Crisi industriale a Macchiareddu: Sanac, Bekaert e Fluorsid in difficoltà

Il polo industriale di Macchiareddu, vicino a Cagliari, è colpito da una crisi che coinvolge Sanac, Bekaert e Fluorsid. Analizziamo le cause e le possibili soluzioni.

Polo industriale di Macchiareddu

In Breve

Quali aziende sono coinvolte nella crisi di Macchiareddu?
Sanac, Bekaert e Fluorsid sono le aziende coinvolte.
Quali sono le cause della crisi di Bekaert?
Aumento dei costi energetici e di trasporto.
Quali effetti ha avuto il conflitto in Medio Oriente su Fluorsid?
Ha causato pressioni che potrebbero portare alla chiusura di linee produttive.

Il polo industriale di Macchiareddu, situato alle porte di Cagliari, è al centro di una crisi che coinvolge tre importanti realtà produttive: Sanac, Bekaert e Fluorsid.

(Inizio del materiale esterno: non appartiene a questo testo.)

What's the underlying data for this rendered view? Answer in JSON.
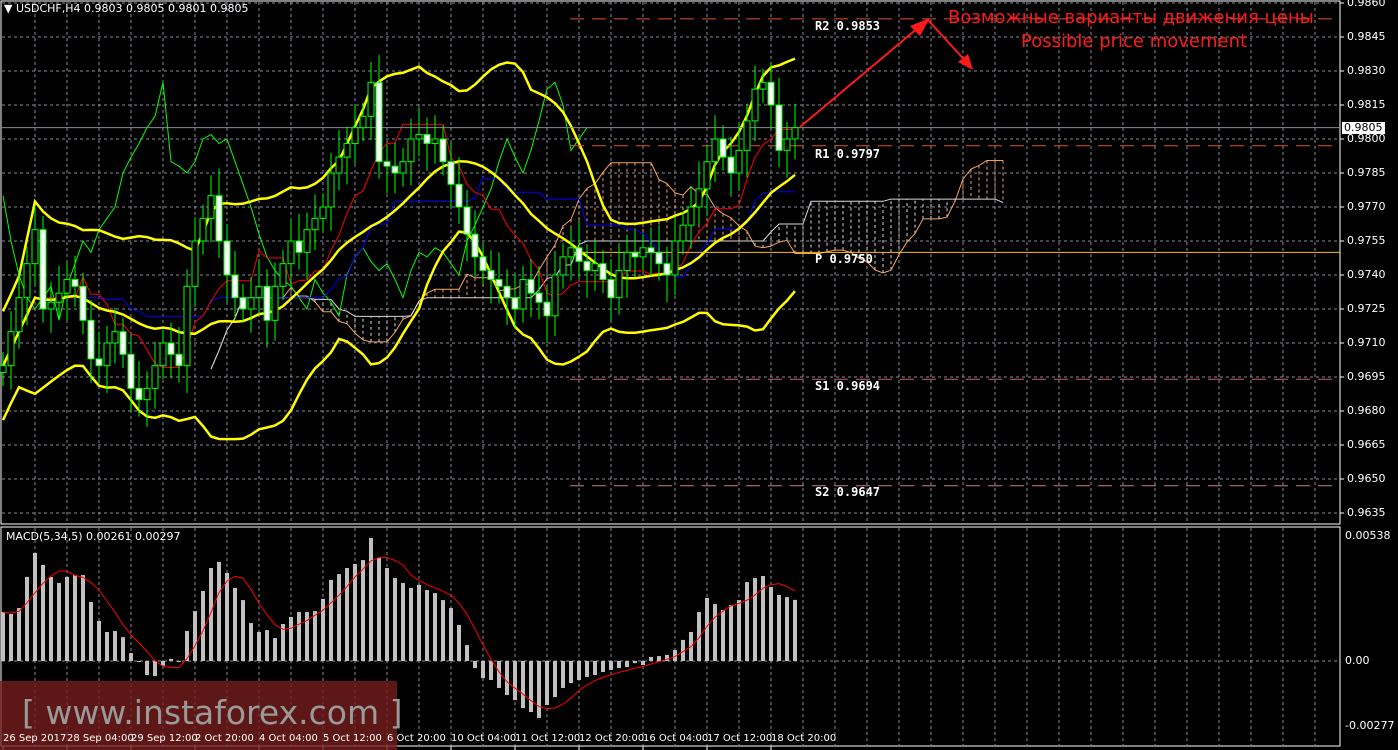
{
  "header": {
    "symbol": "USDCHF,H4",
    "ohlc": "0.9803 0.9805 0.9801 0.9805"
  },
  "current_price": "0.9805",
  "macd_label": "MACD(5,34,5) 0.00261 0.00297",
  "pivots": [
    {
      "name": "R2",
      "label": "R2 0.9853",
      "value": 0.9853,
      "color": "#e0502a"
    },
    {
      "name": "R1",
      "label": "R1 0.9797",
      "value": 0.9797,
      "color": "#e0502a"
    },
    {
      "name": "P",
      "label": "P 0.9750",
      "value": 0.975,
      "color": "#ffc000"
    },
    {
      "name": "S1",
      "label": "S1 0.9694",
      "value": 0.9694,
      "color": "#c86464"
    },
    {
      "name": "S2",
      "label": "S2 0.9647",
      "value": 0.9647,
      "color": "#c88080"
    }
  ],
  "annotation": {
    "line1": "Возможные варианты движения цены",
    "line2": "Possible price movement",
    "color": "#ff1a1a"
  },
  "watermark": "[ www.instaforex.com ]",
  "chart_data": [
    {
      "type": "candlestick",
      "title": "USDCHF,H4",
      "ylim": [
        0.9628,
        0.9862
      ],
      "y_ticks": [
        "0.9860",
        "0.9845",
        "0.9830",
        "0.9815",
        "0.9800",
        "0.9785",
        "0.9770",
        "0.9755",
        "0.9740",
        "0.9725",
        "0.9710",
        "0.9695",
        "0.9680",
        "0.9665",
        "0.9650",
        "0.9635"
      ],
      "x_ticks": [
        "26 Sep 2017",
        "28 Sep 04:00",
        "29 Sep 12:00",
        "2 Oct 20:00",
        "4 Oct 04:00",
        "5 Oct 12:00",
        "6 Oct 20:00",
        "10 Oct 04:00",
        "11 Oct 12:00",
        "12 Oct 20:00",
        "16 Oct 04:00",
        "17 Oct 12:00",
        "18 Oct 20:00"
      ],
      "close": [
        0.97,
        0.9715,
        0.973,
        0.9745,
        0.976,
        0.9725,
        0.9728,
        0.9732,
        0.9738,
        0.9735,
        0.972,
        0.9703,
        0.97,
        0.971,
        0.9715,
        0.9705,
        0.969,
        0.9685,
        0.969,
        0.97,
        0.971,
        0.9705,
        0.97,
        0.9735,
        0.9755,
        0.9765,
        0.9775,
        0.9755,
        0.974,
        0.973,
        0.9725,
        0.973,
        0.9735,
        0.972,
        0.9735,
        0.9745,
        0.9755,
        0.975,
        0.976,
        0.9765,
        0.977,
        0.9785,
        0.9792,
        0.9798,
        0.9805,
        0.981,
        0.9825,
        0.979,
        0.9788,
        0.9785,
        0.979,
        0.98,
        0.9802,
        0.9798,
        0.98,
        0.979,
        0.978,
        0.977,
        0.9758,
        0.9748,
        0.9742,
        0.9738,
        0.9735,
        0.973,
        0.9725,
        0.9738,
        0.9732,
        0.9728,
        0.9722,
        0.974,
        0.9748,
        0.9752,
        0.9746,
        0.9742,
        0.9745,
        0.9738,
        0.973,
        0.9742,
        0.975,
        0.9748,
        0.9752,
        0.975,
        0.9745,
        0.974,
        0.9755,
        0.9762,
        0.977,
        0.9778,
        0.979,
        0.98,
        0.9792,
        0.9785,
        0.9795,
        0.9808,
        0.9822,
        0.9825,
        0.9815,
        0.9795,
        0.98,
        0.9805
      ],
      "indicators": [
        "Bollinger Bands (20,2)",
        "Ichimoku",
        "Pivot levels"
      ],
      "colors": {
        "bollinger": "#ffff00",
        "tenkan": "#ff0000",
        "kijun": "#0000ff",
        "chikou": "#00ff00",
        "candle_outline": "#00ff00",
        "candle_body": "#ffffff",
        "senkou_a": "#f4a460",
        "senkou_b": "#d8d8d8"
      }
    },
    {
      "type": "bar",
      "title": "MACD(5,34,5)",
      "macd_value": 0.00261,
      "signal_value": 0.00297,
      "ylim": [
        -0.00277,
        0.00538
      ],
      "y_ticks": [
        "0.00538",
        "0.00",
        "-0.00277"
      ],
      "histogram": [
        0.00209,
        0.00201,
        0.00226,
        0.00359,
        0.00461,
        0.0041,
        0.00359,
        0.00333,
        0.00359,
        0.00367,
        0.00367,
        0.00252,
        0.00171,
        0.00124,
        0.00128,
        0.00102,
        0.00034,
        -4e-05,
        -0.0006,
        -0.00064,
        -0.0002,
        9e-05,
        -4e-05,
        0.00128,
        0.00213,
        0.00299,
        0.00397,
        0.00423,
        0.00376,
        0.00312,
        0.0026,
        0.00162,
        0.00124,
        0.00132,
        0.00098,
        0.00158,
        0.00188,
        0.00209,
        0.00209,
        0.00213,
        0.00265,
        0.00346,
        0.00371,
        0.00397,
        0.00414,
        0.00431,
        0.00525,
        0.0044,
        0.00397,
        0.00354,
        0.00333,
        0.00312,
        0.00325,
        0.00303,
        0.0029,
        0.0026,
        0.00226,
        0.00154,
        0.00068,
        -0.0003,
        -0.00073,
        -0.00081,
        -0.00115,
        -0.00145,
        -0.00167,
        -0.00201,
        -0.00218,
        -0.00243,
        -0.00188,
        -0.00154,
        -0.00115,
        -0.00094,
        -0.00081,
        -0.00068,
        -0.0006,
        -0.00047,
        -0.00038,
        -0.0003,
        -0.00026,
        -9e-05,
        -0.00017,
        0.00017,
        0.00021,
        0.00026,
        0.00047,
        0.0009,
        0.00124,
        0.00209,
        0.00269,
        0.00243,
        0.00218,
        0.00239,
        0.0026,
        0.00337,
        0.00354,
        0.00363,
        0.00316,
        0.00282,
        0.00273,
        0.00261
      ],
      "colors": {
        "histogram": "#c0c0c0",
        "signal": "#ff0000"
      }
    }
  ]
}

Queste aziende, fondamentali per l’economia locale, stanno affrontando sfide significative a causa di vari fattori economici e geopolitici.

Sanac: In amministrazione straordinaria, Sanac, nota per la produzione di materiali refrattari per le acciaierie, è in cerca di un nuovo acquirente. La crisi dell’Ilva ha già pesantemente influenzato la sua situazione finanziaria. Erre Trading si è mostrata interessata all’acquisizione, mentre Marianna Formica, delegata della Filctem, ha sollecitato un incontro con il Ministero delle Imprese e del Made in Italy (Mimit) per discutere il futuro dell’azienda.

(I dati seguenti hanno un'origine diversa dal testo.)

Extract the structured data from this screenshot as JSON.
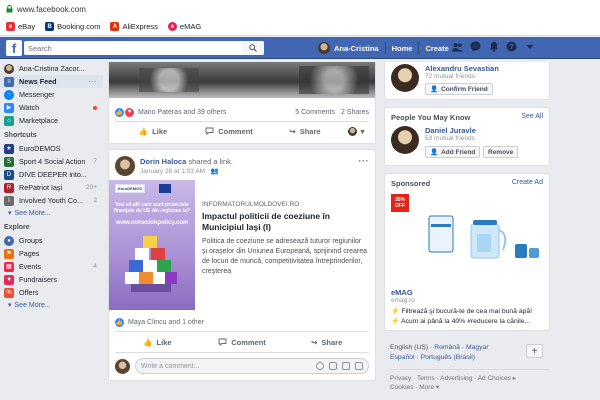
{
  "browser": {
    "url": "www.facebook.com",
    "bookmarks": [
      {
        "label": "eBay",
        "icon": "ebay-icon",
        "color": "#e53238"
      },
      {
        "label": "Booking.com",
        "icon": "booking-icon",
        "color": "#003580"
      },
      {
        "label": "AliExpress",
        "icon": "aliexpress-icon",
        "color": "#e62e04"
      },
      {
        "label": "eMAG",
        "icon": "emag-icon",
        "color": "#e6214f"
      }
    ]
  },
  "topbar": {
    "brand_letter": "f",
    "search_placeholder": "Search",
    "user": "Ana-Cristina",
    "home": "Home",
    "create": "Create",
    "brand_color": "#4267b2"
  },
  "sidebar": {
    "user": "Ana-Cristina Zacor...",
    "main": [
      {
        "label": "News Feed",
        "icon": "news-feed-icon",
        "color": "#4267b2",
        "active": true
      },
      {
        "label": "Messenger",
        "icon": "messenger-icon",
        "color": "#0084ff"
      },
      {
        "label": "Watch",
        "icon": "watch-icon",
        "color": "#2d88ff"
      },
      {
        "label": "Marketplace",
        "icon": "marketplace-icon",
        "color": "#1a9e8f"
      }
    ],
    "shortcuts_title": "Shortcuts",
    "shortcuts": [
      {
        "label": "EuroDEMOS",
        "icon": "eurodemos-icon",
        "color": "#253e8c",
        "count": ""
      },
      {
        "label": "Sport 4 Social Action",
        "icon": "sport-icon",
        "color": "#2a6f3a",
        "count": "7"
      },
      {
        "label": "DIVE DEEPER into...",
        "icon": "dive-deeper-icon",
        "color": "#1a4a8a",
        "count": ""
      },
      {
        "label": "RePatriot Iaşi",
        "icon": "repatriot-icon",
        "color": "#b11f2a",
        "count": "20+"
      },
      {
        "label": "Involved Youth Co...",
        "icon": "involved-youth-icon",
        "color": "#6b6b6b",
        "count": "2"
      }
    ],
    "see_more": "See More...",
    "explore_title": "Explore",
    "explore": [
      {
        "label": "Groups",
        "icon": "groups-icon",
        "color": "#4267b2",
        "count": ""
      },
      {
        "label": "Pages",
        "icon": "pages-icon",
        "color": "#e9710f",
        "count": ""
      },
      {
        "label": "Events",
        "icon": "events-icon",
        "color": "#f02849",
        "count": "4"
      },
      {
        "label": "Fundraisers",
        "icon": "fundraisers-icon",
        "color": "#e42c5c",
        "count": ""
      },
      {
        "label": "Offers",
        "icon": "offers-icon",
        "color": "#e8513a",
        "count": ""
      }
    ],
    "see_more_2": "See More..."
  },
  "post1": {
    "reactions": "Mario Pateras and 39 others",
    "comments": "5 Comments",
    "shares": "2 Shares",
    "like": "Like",
    "comment": "Comment",
    "share": "Share"
  },
  "post2": {
    "author": "Dorin Haloca",
    "shared": "shared a link.",
    "time": "January 26 at 1:03 AM · ",
    "image": {
      "logo_text": "EuroDEMOS",
      "headline": "Vrei să afli care sunt proiectele finanţate de UE din regiunea ta?",
      "url": "www.cohesionpolicy.com"
    },
    "site": "INFORMATORULMOLDOVEI.RO",
    "title": "Impactul politicii de coeziune în Municipiul Iaşi (I)",
    "description": "Politica de coeziune se adresează tuturor regiunilor şi oraşelor din Uniunea Europeană, sprijinind crearea de locuri de muncă, competitivitatea întreprinderilor, creşterea",
    "reactions": "Maya Clincu and 1 other",
    "like": "Like",
    "comment": "Comment",
    "share": "Share",
    "comment_placeholder": "Write a comment..."
  },
  "right": {
    "suggested": {
      "name": "Alexandru Sevastian",
      "mutual": "72 mutual friends",
      "button": "Confirm Friend"
    },
    "pymk_title": "People You May Know",
    "see_all": "See All",
    "pymk": {
      "name": "Daniel Juravle",
      "mutual": "53 mutual friends",
      "add": "Add Friend",
      "remove": "Remove"
    },
    "sponsored_title": "Sponsored",
    "create_ad": "Create Ad",
    "ad": {
      "badge": "35% OFF",
      "name": "eMAG",
      "url": "emag.ro",
      "copy1": "⚡ Filtrează şi bucură-te de cea mai bună apă!",
      "copy2": "⚡ Acum ai până la 40% #reducere la cănile..."
    },
    "languages": {
      "current": "English (US)",
      "others": [
        "Română",
        "Magyar",
        "Español",
        "Português (Brasil)"
      ]
    },
    "footer": {
      "links": [
        "Privacy",
        "Terms",
        "Advertising",
        "Ad Choices ▸",
        "Cookies",
        "More ▾"
      ]
    }
  }
}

Bekaert: Specializzata nella lavorazione di fili e cavi d’acciaio, Bekaert sta lottando contro l’aumento dei costi energetici e di trasporto. La decisione di dismettere l’impianto sardo ha aperto la strada a tre proposte di rilancio da parte di aziende interessate a diversificare le attività, tra cui carpenteria e metalli per edilizia e nautica. L’assessore regionale dell’Industria, Emanuele Cani, ha espresso supporto per queste iniziative, promettendo aiuti regionali attraverso contratti di sviluppo e formazione.

Fluorsid: L’azienda chimica, che produce acido solforico e fluoruro di alluminio, risente delle tensioni geopolitiche in Medio Oriente. La possibilità di chiudere tre linee produttive e ridurre il personale è allo studio. Gigi Loi, segretario regionale Uiltec, ha sottolineato l’urgenza di una politica industriale che valorizzi le filiere ad alto valore aggiunto, come quelle delle terre rare.

La situazione a Macchiareddu rappresenta una sfida complessa che richiede interventi mirati e una visione strategica per rilanciare il settore industriale sardo.